Sunday, December 13, 2009

Off campus event

For my off-campus event I’d like to consider my trip to the Holocaust museum in Houston during this past semester. First, however, a brief account of my experience with the subject is needed. Being Jewish, I have had much interaction with the subject of the Holocaust. I have read books about it. I have seen films about it. I have completed school art projects on it. I have been to numerous Holocaust museums all over the world and told that I specifically have a responsibility to know and remember what happened. Whether it was in D.C., L.A., or even Jerusalem, the museums were all very moving. We listened to survivors speak at many of them. The thing is, however, these always ended the same way. Of course it was all moving at the time, but, to borrow a line from the film Hotel Rwanda, essentially I just went on eating my dinner. Most often, I was troubled for the rest of the day and then I forgot about it and went on living my life. This past summer, I went to Berlin and visited the concentration camp “Sachsenhausen” with my dad. The camp was mostly turned into a museum and still had many structures standing, including the ovens used to turn dead bodies into ash (much easier to deal with). The end result was fundamentally different from any time after I had seen any of the other museums. I had been where it had happened. Seen that it HAD happened.

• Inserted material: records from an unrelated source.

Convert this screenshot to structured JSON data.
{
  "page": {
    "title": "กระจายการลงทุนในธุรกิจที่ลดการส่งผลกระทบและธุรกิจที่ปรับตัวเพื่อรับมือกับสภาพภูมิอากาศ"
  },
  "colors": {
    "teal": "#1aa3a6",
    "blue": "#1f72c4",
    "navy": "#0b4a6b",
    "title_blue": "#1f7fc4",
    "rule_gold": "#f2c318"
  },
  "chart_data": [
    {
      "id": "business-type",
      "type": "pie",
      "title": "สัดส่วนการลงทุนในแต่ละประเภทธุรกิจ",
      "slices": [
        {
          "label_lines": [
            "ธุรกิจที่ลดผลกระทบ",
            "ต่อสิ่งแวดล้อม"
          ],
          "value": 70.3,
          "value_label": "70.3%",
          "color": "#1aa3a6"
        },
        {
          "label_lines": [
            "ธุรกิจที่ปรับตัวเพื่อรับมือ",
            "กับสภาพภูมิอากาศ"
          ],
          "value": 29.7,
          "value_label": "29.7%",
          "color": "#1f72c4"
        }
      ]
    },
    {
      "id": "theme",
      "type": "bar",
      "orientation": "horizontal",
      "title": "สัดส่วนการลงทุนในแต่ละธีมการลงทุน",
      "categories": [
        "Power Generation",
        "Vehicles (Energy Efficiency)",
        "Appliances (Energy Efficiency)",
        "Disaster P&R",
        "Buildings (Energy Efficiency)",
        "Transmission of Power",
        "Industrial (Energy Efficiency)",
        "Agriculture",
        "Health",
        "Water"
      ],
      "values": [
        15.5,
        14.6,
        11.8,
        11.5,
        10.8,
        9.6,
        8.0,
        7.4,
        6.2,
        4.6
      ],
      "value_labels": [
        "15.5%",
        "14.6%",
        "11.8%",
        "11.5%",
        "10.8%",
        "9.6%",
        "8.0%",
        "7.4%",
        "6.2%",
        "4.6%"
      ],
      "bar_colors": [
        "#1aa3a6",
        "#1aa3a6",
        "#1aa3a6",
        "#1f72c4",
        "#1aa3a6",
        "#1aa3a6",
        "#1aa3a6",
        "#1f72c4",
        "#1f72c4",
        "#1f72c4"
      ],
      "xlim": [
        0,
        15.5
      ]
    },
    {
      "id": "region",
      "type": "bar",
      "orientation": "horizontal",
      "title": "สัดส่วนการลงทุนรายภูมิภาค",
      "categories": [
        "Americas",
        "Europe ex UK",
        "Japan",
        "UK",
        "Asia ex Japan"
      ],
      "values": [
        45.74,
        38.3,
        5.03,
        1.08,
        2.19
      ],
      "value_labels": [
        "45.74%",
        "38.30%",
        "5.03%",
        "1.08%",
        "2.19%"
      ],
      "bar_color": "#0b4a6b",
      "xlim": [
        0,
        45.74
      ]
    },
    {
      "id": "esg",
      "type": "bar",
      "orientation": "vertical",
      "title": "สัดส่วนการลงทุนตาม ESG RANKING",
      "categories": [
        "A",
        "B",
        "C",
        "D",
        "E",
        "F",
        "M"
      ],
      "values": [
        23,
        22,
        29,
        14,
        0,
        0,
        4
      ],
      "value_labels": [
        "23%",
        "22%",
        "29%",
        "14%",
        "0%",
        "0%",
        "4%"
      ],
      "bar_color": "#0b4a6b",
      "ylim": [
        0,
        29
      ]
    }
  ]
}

It is with this background, therefore, that I went to the Holocaust museum in Houston. I went fully expecting the same experience as I’ve had at every other museum I’ve been to, but, to my surprise, it was different. Put simply, it had a huge impact on me. Suddenly, those people in the pictures could have been killed five feet from where I once stood. Someone… a life… could have frozen to death in the striped uniform on the wall. There was a direct connection between what I had seen in Germany and what I was looking at on the wall. I’m not sure how else to say it, other than, this mattered to me. I didn’t forget what I saw. I took it to memory, thought about it, even wrote about it some in my journal. I thought about religion, belief versus action, life, and what it means to be a fellow human being. All things which I have thought of before, but never in such a dark context and never like this. Perhaps it’s because I’m questioning my religion right now, and yet would certainly have been identified in Nazi Germany as Jewish, whether I liked it or not. It made me realize that who you are is, on some level, inevitable from birth.
Most of all, however, this experience it provided me with the distinction of experienced knowledge versus what can be called “fed knowledge.” “Fed knowledge” is just like it sounds. Facts you retain because they’ve been told to you, in this case, a lot. For me, going to a Jewish school all my life, the epitome of “fed knowledge” is the Holocaust. This is for good reason. The Holocaust was a representation of evil on a scale that has been seemingly unmatched in all human history. Everyone should know that it happened and not allow it to happen again because it was very wrong, very recent, and it would be very bad if it happened again. That being said, I think the only way to really get what happened and why it matters is to go there and see it with your own eyes. In the end, it reinforced my belief that experienced knowledge is more powerful than any fact that is told to you, and as such, should be held at a higher value.